Jul 5 - 'Haves' & 'Have Nots'

July 5

You would not be altogether wrong for thinking that on first glance this country is completely devoid of any middle class. And even after living here for a year, it becomes plainly obvious that this small but growing proportion of the population is not readily seen. I have read somewhere that Malawi has the second greatest wealth disparity in the world. I’m not sure I completely believe this statistic, but what is starkly evident is that there is an unfathomable rift, which remains ever widening, in the wealth of this country. And never before has it been so evident to us than tonight at a going away party we attended for a couple of our friends.

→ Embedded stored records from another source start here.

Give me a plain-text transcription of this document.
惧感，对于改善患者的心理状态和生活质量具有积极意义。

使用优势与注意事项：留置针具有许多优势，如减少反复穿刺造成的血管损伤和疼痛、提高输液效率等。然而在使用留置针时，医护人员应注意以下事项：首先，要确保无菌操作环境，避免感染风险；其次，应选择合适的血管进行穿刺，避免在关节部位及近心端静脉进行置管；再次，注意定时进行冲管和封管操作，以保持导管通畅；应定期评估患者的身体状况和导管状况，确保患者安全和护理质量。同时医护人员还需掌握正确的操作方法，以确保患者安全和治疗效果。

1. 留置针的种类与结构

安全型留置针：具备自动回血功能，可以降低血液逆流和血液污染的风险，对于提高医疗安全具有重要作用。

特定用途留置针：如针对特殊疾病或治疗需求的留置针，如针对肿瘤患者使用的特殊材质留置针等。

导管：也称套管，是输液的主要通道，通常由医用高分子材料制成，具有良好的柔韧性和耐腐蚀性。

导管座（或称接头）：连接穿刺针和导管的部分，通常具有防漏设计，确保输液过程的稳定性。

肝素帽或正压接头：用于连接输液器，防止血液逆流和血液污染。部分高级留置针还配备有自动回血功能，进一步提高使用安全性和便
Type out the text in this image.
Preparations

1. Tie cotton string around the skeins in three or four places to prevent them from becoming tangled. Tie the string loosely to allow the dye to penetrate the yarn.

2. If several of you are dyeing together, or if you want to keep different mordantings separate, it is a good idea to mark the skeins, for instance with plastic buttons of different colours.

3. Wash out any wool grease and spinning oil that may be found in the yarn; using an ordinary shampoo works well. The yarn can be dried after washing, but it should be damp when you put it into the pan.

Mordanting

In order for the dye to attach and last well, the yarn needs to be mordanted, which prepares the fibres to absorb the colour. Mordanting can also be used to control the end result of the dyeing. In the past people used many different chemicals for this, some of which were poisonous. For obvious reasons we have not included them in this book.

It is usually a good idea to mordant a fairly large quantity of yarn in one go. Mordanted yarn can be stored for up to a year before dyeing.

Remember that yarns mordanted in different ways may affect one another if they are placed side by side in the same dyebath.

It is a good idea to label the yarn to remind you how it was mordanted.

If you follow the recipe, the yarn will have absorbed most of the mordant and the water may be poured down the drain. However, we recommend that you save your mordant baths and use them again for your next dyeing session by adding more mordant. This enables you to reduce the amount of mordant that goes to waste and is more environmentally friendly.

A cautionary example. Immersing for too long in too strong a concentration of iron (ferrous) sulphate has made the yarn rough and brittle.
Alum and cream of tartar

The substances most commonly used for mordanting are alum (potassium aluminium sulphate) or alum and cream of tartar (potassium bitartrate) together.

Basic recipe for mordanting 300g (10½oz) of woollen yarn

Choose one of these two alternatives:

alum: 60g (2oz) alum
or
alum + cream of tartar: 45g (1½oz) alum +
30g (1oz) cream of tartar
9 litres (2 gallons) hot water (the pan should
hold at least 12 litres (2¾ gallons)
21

The house it was being hosted at was a Malawian British-Indian’s who currently works as the Standing Consulate General to the British Embassy. A man who owns many businesses around town, and who’s two sons use it to entertain on a scale more lavish than anything I have ever seen. A house so large it has separate entertaining and living wings, an enormous mirrored jacuzzi and full size billiard table and a bar that wouldn’t be out of place in a night club. The gardens look like the set from a Jurassic Park movie by night, the vast expanses of manicured tress and garden beds stretching out into the floodlit darkness further than the eye can see. Staff waited on us with all manner of food being cooked up on the four level barbecue with the full bar keeping the thirstier going, and the dance floor with permanent mirror ball and smoke machine pumped out tunes. It was a completely surreal experience to be in a country like Malawi, with unimaginable poverty living literally on the other side of the gargantuan walls of this residence, to be having a party in luxury the likes of which even wealthy Australia would have trouble competing with.

Interestingly, driving home passed the ex-president, Muluzi’s house, apparently even bigger than the one we had just come from, we thought about it all. In Australia if we saw a property or wealth such as that we wouldn’t immediately feel that they were taking from others around them many so sorely needed dollars, but here its simply different. It is difficult not to think that these people, simply making a life by running their successful businesses in town (a little different to the politicians… but that’s a whole new kettle of fish), are somehow cheating this country, taking more than their share. Either way, Malawi is littered with the ‘Haves’ and the ‘Have Nots,’ and never before have they seemed so apparent.